幻のダービー
出典: フリー百科事典『ウィキペディア(Wikipedia)』 (2022/03/21 16:54 UTC 版)
それから3週後の5月21日に、ゲイタイムはソールズベリー競馬場で5頭立てのドルイドステークス(10ハロン≒2011メートル)を3馬身差で勝ち、ダービーへ向けてひそかに調子をあげた。サンダーヘッドがフランスで負けたので、5月28日のダービーでは、人気はアガ・カーンのタルヤーに集中した。まだ16歳で、ダービーに出場するのが2度目の若いピゴットが乗るゲイタイムは26倍と人気薄だった。 ソールズベリーでは先行策によって良績を残していたゲイタイムだったが、33頭も出走するダービーでは思ったような位置取りができず、道中は多くの不利を受けることになった。それでもタッテナムコーナーをまわり、最後の直線に入ると、ピゴット騎手はゲイタイムを外に持ち出すことに成功した。人気のタルヤーも直線半ばで先頭に立つ大勢だったが、外から追い込むゲイタイムの前方は開けており、ゴールまで残り1ハロン付近で完全にタルヤーとゲイタイムが抜けだした。先に抜けだして逃げこみをはかるタルヤーに対し、外から追い込むゲイタイムのほうが脚色がよく、ゲイタイムが勝ちそうになった。ところがあと1馬身差まで迫ったところで、先を行っていたタルヤーが疲れて右へ斜行し、ゲイタイムの走路を妨害した。両馬はそのままの体勢で、タルヤーのほうが3/4馬身だけ先にゴールに入った。しかしタルヤーの進路妨害は明らかだった。(実際の動画 - British Pathe The Derby 1952) 2位で入線したピゴット騎手も、タルヤーの進路妨害は重大で、異議を申し立てれば通るだろうと確信していた。

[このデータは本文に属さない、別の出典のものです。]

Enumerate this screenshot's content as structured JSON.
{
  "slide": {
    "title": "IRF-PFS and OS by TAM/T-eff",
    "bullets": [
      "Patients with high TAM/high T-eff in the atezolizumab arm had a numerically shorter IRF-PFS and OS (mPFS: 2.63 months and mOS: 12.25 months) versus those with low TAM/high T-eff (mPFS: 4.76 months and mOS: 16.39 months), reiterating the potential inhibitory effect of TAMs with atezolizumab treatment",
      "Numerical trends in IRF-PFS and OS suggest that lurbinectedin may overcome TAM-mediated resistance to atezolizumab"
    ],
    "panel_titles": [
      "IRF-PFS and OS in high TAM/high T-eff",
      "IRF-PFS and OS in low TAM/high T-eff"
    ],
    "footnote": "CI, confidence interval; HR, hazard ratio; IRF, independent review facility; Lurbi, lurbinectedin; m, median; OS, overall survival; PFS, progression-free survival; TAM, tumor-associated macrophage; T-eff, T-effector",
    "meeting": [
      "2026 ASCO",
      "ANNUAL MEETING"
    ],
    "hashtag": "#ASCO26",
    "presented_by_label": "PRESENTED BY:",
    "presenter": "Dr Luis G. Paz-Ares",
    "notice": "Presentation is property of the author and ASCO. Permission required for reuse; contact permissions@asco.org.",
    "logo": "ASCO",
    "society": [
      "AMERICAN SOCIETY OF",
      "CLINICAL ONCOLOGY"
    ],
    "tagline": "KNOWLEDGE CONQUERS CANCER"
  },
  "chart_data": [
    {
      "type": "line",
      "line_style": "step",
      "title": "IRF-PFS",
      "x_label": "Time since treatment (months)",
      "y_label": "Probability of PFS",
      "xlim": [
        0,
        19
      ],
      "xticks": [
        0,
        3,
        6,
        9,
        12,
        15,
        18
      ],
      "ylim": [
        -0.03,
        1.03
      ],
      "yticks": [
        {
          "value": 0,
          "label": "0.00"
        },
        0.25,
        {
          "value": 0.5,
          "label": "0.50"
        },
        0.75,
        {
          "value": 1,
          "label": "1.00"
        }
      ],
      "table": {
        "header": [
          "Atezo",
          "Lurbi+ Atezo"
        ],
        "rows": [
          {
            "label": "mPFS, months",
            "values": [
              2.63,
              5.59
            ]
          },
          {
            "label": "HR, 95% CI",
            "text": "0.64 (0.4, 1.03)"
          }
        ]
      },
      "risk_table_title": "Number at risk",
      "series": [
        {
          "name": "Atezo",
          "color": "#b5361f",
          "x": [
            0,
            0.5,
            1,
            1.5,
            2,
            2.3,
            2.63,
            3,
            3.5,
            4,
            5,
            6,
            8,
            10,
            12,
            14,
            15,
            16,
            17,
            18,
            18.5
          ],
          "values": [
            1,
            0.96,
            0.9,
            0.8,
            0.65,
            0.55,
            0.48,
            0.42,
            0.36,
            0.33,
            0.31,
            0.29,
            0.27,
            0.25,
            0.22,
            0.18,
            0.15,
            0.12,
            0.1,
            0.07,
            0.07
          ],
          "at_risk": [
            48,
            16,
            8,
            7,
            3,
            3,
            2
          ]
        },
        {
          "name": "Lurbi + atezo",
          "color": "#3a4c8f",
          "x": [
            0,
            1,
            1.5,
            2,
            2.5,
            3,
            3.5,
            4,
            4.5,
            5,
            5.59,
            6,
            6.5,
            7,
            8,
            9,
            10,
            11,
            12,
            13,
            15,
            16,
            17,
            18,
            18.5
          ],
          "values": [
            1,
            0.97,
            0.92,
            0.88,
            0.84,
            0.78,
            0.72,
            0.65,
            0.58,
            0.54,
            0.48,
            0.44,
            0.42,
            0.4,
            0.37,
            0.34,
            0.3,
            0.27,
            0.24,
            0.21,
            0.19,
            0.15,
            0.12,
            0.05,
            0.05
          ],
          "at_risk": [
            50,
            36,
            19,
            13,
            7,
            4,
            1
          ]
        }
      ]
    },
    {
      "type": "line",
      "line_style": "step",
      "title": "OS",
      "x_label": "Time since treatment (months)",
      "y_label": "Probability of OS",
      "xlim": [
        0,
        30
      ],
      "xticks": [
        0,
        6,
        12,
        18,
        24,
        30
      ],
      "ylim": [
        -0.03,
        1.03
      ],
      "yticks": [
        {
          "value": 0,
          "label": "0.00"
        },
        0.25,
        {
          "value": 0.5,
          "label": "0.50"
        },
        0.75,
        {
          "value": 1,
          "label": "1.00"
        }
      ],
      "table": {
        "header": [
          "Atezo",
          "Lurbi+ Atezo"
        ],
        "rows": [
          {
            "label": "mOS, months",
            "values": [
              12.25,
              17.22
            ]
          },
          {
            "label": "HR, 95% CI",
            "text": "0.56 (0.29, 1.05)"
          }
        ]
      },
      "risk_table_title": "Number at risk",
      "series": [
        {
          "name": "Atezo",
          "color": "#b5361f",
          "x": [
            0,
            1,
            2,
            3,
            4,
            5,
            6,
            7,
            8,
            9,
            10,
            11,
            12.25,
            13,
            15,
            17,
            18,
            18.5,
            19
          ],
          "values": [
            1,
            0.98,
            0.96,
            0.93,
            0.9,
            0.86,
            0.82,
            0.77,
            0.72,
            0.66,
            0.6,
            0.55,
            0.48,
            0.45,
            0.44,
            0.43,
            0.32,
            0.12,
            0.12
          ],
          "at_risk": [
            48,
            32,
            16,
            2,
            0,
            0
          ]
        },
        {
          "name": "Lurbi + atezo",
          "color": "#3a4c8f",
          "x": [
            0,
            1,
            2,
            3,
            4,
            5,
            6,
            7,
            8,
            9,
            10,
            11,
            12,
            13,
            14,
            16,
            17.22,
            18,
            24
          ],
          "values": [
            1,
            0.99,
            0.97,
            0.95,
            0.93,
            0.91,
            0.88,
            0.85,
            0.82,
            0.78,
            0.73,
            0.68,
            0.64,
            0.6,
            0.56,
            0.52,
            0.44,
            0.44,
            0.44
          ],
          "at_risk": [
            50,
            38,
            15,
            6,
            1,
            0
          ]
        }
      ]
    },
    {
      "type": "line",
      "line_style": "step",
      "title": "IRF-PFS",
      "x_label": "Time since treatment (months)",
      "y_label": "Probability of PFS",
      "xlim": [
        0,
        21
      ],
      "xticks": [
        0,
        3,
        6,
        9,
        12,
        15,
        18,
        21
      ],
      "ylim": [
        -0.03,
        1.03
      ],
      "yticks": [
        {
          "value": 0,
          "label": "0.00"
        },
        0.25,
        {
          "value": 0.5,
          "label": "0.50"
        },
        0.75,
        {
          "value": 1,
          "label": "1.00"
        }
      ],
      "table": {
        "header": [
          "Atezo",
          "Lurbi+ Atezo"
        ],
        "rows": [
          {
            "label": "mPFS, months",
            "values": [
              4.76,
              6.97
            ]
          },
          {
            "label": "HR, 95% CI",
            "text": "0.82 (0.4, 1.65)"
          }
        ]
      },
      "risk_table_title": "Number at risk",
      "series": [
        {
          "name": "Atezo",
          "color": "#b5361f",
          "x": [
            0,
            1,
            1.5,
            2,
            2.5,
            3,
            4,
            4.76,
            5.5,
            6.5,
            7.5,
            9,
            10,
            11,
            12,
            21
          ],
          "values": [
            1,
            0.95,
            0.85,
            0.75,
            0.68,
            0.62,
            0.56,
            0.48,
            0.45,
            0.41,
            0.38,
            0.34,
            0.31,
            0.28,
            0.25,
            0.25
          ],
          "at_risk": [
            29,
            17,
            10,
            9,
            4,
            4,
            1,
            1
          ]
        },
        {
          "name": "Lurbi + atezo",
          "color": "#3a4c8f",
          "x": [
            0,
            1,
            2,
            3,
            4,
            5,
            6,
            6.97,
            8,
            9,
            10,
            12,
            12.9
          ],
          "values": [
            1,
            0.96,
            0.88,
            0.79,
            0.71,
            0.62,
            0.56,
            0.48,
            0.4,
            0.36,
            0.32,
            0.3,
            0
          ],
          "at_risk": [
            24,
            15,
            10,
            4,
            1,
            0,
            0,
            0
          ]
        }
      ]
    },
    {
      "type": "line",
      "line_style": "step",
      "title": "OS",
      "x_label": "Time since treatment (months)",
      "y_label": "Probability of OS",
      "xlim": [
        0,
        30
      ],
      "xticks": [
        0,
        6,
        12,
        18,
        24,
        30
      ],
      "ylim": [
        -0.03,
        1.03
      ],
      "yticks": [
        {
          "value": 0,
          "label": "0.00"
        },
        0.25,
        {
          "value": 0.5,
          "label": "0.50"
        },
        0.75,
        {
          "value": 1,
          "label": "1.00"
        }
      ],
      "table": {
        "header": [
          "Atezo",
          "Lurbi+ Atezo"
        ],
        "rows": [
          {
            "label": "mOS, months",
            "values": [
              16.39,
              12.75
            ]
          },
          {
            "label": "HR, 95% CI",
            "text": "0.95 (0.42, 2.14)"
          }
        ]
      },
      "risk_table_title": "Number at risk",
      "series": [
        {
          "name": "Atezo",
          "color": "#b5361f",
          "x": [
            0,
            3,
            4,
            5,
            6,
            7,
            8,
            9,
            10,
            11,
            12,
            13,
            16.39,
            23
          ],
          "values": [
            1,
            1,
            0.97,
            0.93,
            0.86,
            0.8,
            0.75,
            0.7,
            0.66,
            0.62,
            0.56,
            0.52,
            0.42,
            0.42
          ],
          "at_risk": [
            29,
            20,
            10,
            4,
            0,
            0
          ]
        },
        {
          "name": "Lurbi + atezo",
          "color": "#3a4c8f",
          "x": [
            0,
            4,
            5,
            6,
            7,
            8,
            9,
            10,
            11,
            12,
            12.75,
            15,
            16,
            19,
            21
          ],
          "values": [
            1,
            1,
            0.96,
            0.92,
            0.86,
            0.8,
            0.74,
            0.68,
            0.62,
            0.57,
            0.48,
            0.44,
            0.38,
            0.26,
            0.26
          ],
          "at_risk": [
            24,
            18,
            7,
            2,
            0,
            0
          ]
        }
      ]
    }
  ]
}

レースを目の前で見ていた英国放送協会のピーター・オサリバンも、タルヤーは失格になり、若いダービージョッキーが誕生するのは間違いないとみていた。ところが、異議を申し立てようと焦ったピゴットはゴール直後にゲイタイムを止めようとしてバランスを崩し、落馬してしまった。放馬されたゲイタイムはそのまま走り去り、装鞍したまま、よその厩舎が立ち並ぶエリアまで逃げていってしまった。通りかかった厩務員がゲイタイムを取り押さえたが、まさかダービーに出走した馬がそのまま逃げてきたとは思わなかった。結局、ピゴットがゲイタイムと再会したのはゴールから20分以上も経ったあとで、それから戻って後検量を済ませた頃には1時間が過ぎていた。進路妨害の異議申立てを行うには完全に時機を逸しており、レースは入線順位通り確定した。 ダービー後にエリザベス女王の所有馬となり、ともにタルヤーに優勝をさらわれる形でキングジョージ6世&クイーンエリザベスステークス2着、セントレジャーステークス5着などの成績を収める。セントレジャー出走時にドンカスター競馬場を訪れたエリザベス女王の写真が新聞に掲載されている。4歳時も現役を続行したが、特筆すべき成績は残していない。